A. When I came here, I tried to forge an area where I could make a contribution. Brent Rowell, chair of the farm committee in those days, believed there was a place for organic agriculture and supported me. That was my calling card. I started out in weed control and organic agriculture, but then I expanded into all aspects of organic horticulture production. I look holistically at farming now, not just at individual components. Our goal is to make the whole system more sustainable and preserve our rich agricultural heritage.
Q. What makes you most proud?
A. I’m proudest that we’ve built this community in the College and on campus that thinks about sustainability. We are in our sixth year of the CSA. We’ve got 31 majors in the (Sustainable Ag) degree program and eight or so minors. The organic farming unit continues to expand. The College is positioning itself to be a leader in sustainable agriculture in the United States. To feel that I’ve been part of that is a great feeling.
To Relish an Education
Photo credit: Carol Hanley
Zach Cozart has grown up watching his father garden, so unlike many boys in the BMW/STEM Academy, the work was familiar to him when the boys began planting a salsa garden in 2011. The salsa garden was part of a long-term project in partnership with the UK College of Agriculture.
“In school, you don’t learn science in the same hands-on way that’s done here,” said Cozart, an eighth grader at Lexington Traditional Magnet School. “This project was different, because I grew an organic garden; I didn’t know anything about that before I started this project.”
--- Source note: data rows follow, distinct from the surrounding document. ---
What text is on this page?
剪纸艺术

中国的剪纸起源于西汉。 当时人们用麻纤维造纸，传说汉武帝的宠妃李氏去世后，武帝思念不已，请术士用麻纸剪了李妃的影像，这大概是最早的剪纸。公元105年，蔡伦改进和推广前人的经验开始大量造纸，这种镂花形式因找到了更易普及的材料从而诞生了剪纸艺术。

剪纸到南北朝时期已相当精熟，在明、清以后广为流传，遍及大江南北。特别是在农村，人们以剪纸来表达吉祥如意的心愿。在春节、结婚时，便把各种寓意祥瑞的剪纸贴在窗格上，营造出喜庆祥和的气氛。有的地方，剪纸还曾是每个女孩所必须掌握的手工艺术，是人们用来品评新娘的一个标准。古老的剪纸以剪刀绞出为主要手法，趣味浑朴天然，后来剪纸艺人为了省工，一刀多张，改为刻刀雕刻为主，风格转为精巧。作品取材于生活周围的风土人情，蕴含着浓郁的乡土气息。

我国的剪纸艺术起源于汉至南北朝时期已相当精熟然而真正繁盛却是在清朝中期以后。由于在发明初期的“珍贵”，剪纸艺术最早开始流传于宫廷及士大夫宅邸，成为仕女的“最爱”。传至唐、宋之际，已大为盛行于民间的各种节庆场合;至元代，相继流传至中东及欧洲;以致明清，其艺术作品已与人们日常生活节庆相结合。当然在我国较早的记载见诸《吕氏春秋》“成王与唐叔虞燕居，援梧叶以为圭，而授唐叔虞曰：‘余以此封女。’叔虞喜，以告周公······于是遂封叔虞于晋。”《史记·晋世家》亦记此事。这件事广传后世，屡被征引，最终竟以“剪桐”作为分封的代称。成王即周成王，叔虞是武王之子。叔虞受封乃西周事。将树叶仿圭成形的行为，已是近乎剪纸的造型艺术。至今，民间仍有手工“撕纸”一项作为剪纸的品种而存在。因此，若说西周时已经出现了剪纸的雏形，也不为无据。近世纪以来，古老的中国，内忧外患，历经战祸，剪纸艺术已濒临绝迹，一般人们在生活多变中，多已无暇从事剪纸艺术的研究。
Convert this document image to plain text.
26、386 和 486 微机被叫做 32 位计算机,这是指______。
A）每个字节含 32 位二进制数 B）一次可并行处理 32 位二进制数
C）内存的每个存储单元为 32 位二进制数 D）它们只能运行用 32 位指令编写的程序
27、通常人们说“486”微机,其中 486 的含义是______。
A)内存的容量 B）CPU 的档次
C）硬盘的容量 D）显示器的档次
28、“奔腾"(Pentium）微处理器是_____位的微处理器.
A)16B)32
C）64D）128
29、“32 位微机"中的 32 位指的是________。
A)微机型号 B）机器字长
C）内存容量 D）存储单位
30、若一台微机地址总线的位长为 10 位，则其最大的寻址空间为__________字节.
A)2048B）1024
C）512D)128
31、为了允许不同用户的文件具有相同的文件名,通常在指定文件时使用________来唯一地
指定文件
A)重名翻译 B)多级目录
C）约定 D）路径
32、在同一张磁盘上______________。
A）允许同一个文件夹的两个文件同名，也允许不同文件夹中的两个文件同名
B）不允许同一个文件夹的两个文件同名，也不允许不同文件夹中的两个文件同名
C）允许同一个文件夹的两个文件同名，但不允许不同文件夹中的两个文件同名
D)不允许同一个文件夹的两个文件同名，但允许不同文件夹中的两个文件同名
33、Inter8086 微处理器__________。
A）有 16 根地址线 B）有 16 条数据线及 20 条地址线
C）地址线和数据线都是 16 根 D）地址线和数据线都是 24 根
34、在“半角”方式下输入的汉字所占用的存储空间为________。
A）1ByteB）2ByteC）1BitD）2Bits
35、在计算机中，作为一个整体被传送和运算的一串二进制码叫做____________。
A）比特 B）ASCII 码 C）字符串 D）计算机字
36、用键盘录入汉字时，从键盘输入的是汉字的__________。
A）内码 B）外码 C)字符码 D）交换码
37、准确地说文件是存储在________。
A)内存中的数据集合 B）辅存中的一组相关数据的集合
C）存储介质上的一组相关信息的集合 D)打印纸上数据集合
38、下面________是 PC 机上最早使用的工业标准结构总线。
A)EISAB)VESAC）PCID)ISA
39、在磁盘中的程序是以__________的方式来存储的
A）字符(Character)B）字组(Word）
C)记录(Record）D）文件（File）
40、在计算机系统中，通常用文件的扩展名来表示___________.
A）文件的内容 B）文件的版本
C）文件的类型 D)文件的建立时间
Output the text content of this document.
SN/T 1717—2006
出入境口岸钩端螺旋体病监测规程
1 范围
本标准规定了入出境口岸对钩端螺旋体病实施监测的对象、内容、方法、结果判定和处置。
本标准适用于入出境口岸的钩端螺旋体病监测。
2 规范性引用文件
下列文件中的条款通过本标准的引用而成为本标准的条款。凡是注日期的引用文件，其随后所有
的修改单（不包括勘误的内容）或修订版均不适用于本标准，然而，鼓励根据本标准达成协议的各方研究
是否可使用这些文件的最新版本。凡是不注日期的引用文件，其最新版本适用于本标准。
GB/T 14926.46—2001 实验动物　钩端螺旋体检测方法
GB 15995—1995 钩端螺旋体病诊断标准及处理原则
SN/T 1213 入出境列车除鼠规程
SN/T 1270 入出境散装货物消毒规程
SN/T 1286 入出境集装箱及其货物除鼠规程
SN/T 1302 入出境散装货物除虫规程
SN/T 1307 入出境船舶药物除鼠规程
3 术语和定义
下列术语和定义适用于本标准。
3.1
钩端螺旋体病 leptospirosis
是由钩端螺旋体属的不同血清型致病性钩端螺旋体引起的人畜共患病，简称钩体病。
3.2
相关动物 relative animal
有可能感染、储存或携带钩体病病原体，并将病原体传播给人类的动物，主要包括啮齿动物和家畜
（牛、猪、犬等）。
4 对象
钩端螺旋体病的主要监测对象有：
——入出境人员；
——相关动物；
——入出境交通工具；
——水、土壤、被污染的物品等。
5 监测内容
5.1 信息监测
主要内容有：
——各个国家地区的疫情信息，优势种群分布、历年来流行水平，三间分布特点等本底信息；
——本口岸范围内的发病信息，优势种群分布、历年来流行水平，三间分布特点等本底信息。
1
Cozart is one of 141 teenage boys from Central Kentucky enrolled in the Black Males Working Academy, founded by Lexington educator Roszalyn Akins to address the achievement gap between African-American males and other students.
“I want these boys to know that college is not just a dream, it can be a reality,” Akins said. “I wanted to get these boys on campus and let them start building relationships.”
That’s where Carol Hanley and her team from the College’s Environmental and Natural Resources Initiative come in. The salsa garden is just one of many science, technology, engineering, and mathematics (STEM) projects the boys successfully completed in partnership with UKAg personnel and resources.
“It’s an opportunity for them to get an understanding about agriculture and all the career fields that they can go into with a major in agriculture,” Akins said. “It’s so much more than just farming.”
Cozart hopes to one day be a mechanical engineer and said projects like the salsa garden have helped him better understand science.
First Fridays are Fresh
The smell of fresh eggs, country ham, sautéed kale, and Asiago cheese wafts through the air, blended with coffee and the sound of laughter and friendly discussion. It sounds like breakfast at a quaint, rural bed-and-breakfast, but all this is actually served up the first Friday of each month by the UK College of Agriculture’s Sustainable Agriculture and Food Systems working group.
“We really wanted to bring together a diverse group of people from the university and the community,” said Lee Meyer, UK agricultural economist and chair of the working group. “We realize that sustainability has three main components—environmental stewardship, economics, and community—and all these things blended together really do go right along with our core land-grant mission.”
Richard McAlister, one of the partners in Marksbury Farm Market in Garrard County, spoke at a First Friday breakfast forum about the need for local processing to help strengthen the local food chain.
Nearly 100 people ranging from faculty, staff, and students to community leaders, farmers, and local-food enthusiasts fill their plates and then find a seat to listen to speakers talk about topics related to sustainable agriculture.
“The First Friday Breakfasts are a great example of cross-disciplinary collaboration and community engagement, and the focus on sustainability through the lens of food and agriculture is very exciting,” said Shane Tedder, UK sustainability coordinator.